The research, by UCL, is based on in-depth interviews from 50 parents and staff at seven schools in England.
The report warned some communities had been hit “much harder” than others, particularly those where children were already living in poverty.
Families turned to schools as “important sources of support”. Schools dealt with children in need of food and clothing, families in “inadequate” housing, those with limited digital connectivity, pupils facing mental health crises and even some facing domestic violence.
Addressing food insecurity was the “most immediate priority” for all schools in the study. They went to “considerable lengths” to ensure pupils received at least a meal a day.
One headteacher said they had “noticed over time” that those using a food pantry service weren’t just those eligible for free school meals.
“It was this tier just above, the people who’d been furloughed, the people who had always had a job.”
Reliance on schools reveals ‘fundamental weaknesses’ in welfare
The reliance on schools also revealed “fundamental weaknesses in our current welfare system that urgently need repair”, the report warned, adding that pupil premium funding “does not adequately reflect the work schools do to support children living in poverty or struggling with difficult issues at home”.
Headteachers also find themselves shouldering “significant responsibilities within networks of support that have themselves fragmented”. This “diminishes system resilience”.
The report concluded that schools’ voices should be heard when it comes to recovery, and that policy funding for education needs to focus on “building system resilience over the longer term”.
“Recovery from Covid is a long-term process not a short-term sprint. The current settlement on offer is not enough to fix the many issues the school system in England faces and which COVID has so sharply revealed.”

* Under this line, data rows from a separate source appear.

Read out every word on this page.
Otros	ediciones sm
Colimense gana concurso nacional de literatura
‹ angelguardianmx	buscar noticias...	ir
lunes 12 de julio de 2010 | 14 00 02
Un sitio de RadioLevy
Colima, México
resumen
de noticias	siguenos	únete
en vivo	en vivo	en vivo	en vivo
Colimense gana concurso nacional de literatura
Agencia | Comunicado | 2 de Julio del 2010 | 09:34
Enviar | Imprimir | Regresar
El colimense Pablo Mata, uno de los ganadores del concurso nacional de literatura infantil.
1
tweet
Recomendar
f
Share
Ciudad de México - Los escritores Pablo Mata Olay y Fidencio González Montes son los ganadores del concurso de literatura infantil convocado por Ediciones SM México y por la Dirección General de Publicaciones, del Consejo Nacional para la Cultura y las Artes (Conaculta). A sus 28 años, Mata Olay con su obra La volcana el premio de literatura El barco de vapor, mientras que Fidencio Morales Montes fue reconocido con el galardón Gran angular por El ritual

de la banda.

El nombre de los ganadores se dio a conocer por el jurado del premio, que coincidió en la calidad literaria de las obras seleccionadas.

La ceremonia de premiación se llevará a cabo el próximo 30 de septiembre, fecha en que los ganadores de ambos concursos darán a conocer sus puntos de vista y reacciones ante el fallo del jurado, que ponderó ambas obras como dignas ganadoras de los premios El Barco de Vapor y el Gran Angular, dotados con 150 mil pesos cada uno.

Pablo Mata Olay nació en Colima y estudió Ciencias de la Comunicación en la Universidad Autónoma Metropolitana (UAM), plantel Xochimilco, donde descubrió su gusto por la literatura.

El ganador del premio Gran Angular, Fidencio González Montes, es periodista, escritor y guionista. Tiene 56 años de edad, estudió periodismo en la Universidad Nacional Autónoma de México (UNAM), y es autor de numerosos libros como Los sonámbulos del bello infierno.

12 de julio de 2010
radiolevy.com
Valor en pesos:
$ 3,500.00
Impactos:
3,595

Co-author Professor Alice Bradbury said the research “shows that the lack of services that support children, particularly child and adolescent mental health services and emergency housing for domestic violence cases, puts schools in the position of first responder, coping with families facing complex challenges.
“Schools are picking up the pieces from a welfare and social services system that no longer provides a real safety net for families. For those schools, the impacts of poverty on children’s lives are impossible to ignore.”
Paul Whiteman, general secretary of the NAHT school leaders’ union, said schools had “rightly” been at the centre of efforts to improve equality of opportunity.
“But it would be wrong to expect schools to solve the problem on their own. The issues that underpin inequality reach far beyond the school gates and exist throughout the communities that schools serve.”
He said cuts to local authority budgets had “greatly reduced the sources of support for families on low incomes”.
“Similarly, schools are less able to access local authority support for pupils and families that need it. Poverty and inequality will remain entrenched in the UK unless the government takes urgent action.”